Tuesday, January 5, 2010

First Love, Part 4

The spring of 1969 was an unsettled time, to put it mildly. Although the great wave of the hippie movement was yet to crest at Woodstock, the Diggers had proclaimed the Death of the Hippie at the end of the summer of 1967, staging a funeral and burying a hippie effigy in the Panhandle of Golden Gate Park. Political polarization had reached a violent climax with the police riot at the Democratic Convention in Chicago in August of 1968, where the nascent Yippie Party of Jerry Rubin and Abbie Hoffman had run a pig for President.

DeAnne was ill at ease in the dormitories of Goshen College, which were still strictly segregated by gender. When she moved into Coffman Hall she immediately put her mattress on the floor, which earned her a strict reproof from the residence authorities. We fantasized about starting a commune in the rambling old Spouter Inn over on College Avenue. I was gaga about her, adolescent passion having hit for the first time. Combined with my heady enthusiasm for a youth movement which I sensed was initiating a massive change of consciousness and the vibes of a peaceful revolution, this was first love with a vengeance. We went about stoned, dreamy, and in a trance.

For two weeks I was at the extreme of ecstasy. Soon, however, DeAnne found Goshen as completely wearisome as I did, and she began to fret for her friends back in the Haight. She scraped up the money for an air ticket back to San Francisco and made plans to return without her parents discovering and preventing it. Some other guy drove her up to the airport in Chicago.

I was crushed and desolated. Within days I had determined that I could not possibly stay in Goshen a moment longer. Leaving a note on the dining room table to the effect that I had hitchhiked to New York to become a hippie poet and telling my parents not to worry (I was still living at home at the time), I packed a small bag and a friend dropped me off at the rest area on the Interstate. My first ride came from a surprisingly friendly state trooper who pointed out that hitchhiking was prohibited on the highway itself. He dropped me off outside the toll booth entrance to the turnpike. Fortunately within minutes I had my first ride, a young guy driving a pickup to western New York State.

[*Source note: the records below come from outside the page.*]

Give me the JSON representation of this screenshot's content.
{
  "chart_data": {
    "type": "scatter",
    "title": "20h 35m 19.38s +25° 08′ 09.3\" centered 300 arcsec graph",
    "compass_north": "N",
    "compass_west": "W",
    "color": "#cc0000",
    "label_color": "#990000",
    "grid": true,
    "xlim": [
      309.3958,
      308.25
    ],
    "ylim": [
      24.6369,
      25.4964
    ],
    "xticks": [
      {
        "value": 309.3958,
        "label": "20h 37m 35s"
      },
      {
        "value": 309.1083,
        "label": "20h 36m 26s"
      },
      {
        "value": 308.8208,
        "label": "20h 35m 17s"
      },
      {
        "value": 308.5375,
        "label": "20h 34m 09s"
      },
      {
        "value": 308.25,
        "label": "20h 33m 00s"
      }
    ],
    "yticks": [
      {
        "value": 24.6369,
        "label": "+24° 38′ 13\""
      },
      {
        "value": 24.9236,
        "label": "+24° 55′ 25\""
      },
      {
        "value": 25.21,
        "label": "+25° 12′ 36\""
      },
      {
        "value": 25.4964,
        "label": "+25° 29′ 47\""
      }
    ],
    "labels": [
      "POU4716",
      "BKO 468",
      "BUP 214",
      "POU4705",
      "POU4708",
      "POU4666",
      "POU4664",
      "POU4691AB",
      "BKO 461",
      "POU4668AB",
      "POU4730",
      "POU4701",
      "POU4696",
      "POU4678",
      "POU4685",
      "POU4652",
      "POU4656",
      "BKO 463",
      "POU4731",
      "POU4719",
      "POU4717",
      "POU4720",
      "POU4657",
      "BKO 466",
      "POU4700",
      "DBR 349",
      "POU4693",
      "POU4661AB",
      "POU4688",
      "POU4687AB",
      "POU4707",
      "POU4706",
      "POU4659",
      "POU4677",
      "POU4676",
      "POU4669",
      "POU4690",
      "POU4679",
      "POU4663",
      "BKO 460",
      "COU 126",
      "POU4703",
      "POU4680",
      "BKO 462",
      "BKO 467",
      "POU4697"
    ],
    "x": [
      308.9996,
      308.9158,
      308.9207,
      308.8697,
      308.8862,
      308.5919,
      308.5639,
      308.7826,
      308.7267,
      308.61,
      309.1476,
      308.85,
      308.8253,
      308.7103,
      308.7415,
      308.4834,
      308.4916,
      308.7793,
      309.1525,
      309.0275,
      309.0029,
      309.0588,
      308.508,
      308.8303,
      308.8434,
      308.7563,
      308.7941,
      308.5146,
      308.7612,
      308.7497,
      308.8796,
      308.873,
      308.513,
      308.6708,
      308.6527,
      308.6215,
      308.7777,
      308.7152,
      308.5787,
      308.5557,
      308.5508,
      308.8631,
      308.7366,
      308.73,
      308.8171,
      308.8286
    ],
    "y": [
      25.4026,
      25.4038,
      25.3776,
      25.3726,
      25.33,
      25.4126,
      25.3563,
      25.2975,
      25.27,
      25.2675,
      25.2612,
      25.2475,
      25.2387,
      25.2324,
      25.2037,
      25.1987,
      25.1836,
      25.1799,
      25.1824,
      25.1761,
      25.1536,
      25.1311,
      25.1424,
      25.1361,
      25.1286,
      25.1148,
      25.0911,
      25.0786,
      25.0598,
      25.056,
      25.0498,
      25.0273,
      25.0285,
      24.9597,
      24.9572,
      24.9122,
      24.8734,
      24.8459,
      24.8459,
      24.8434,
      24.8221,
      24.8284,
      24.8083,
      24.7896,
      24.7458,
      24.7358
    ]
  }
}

It was my first experience of hitchhiking, but at that time people were still casual about giving rides. It was part of the zeitgeist. I rode with a middle-aged black couple, a grizzled old trucker, and a Vietnam vet. By about 3 am I was at a truck stop in Breezewood, in central Pennsylvania. It was snowing lightly, and I discovered a Greyhound bus was leaving soon for New York. I had some money left and opted to ride the rest of the way in comfort, feeling that I had done my requisite time on the road. Arriving in the city, I made my way down to East 13th Street and crashed in the apartment of some friends, former Goshen students doing their I-W work at New York University Hospital.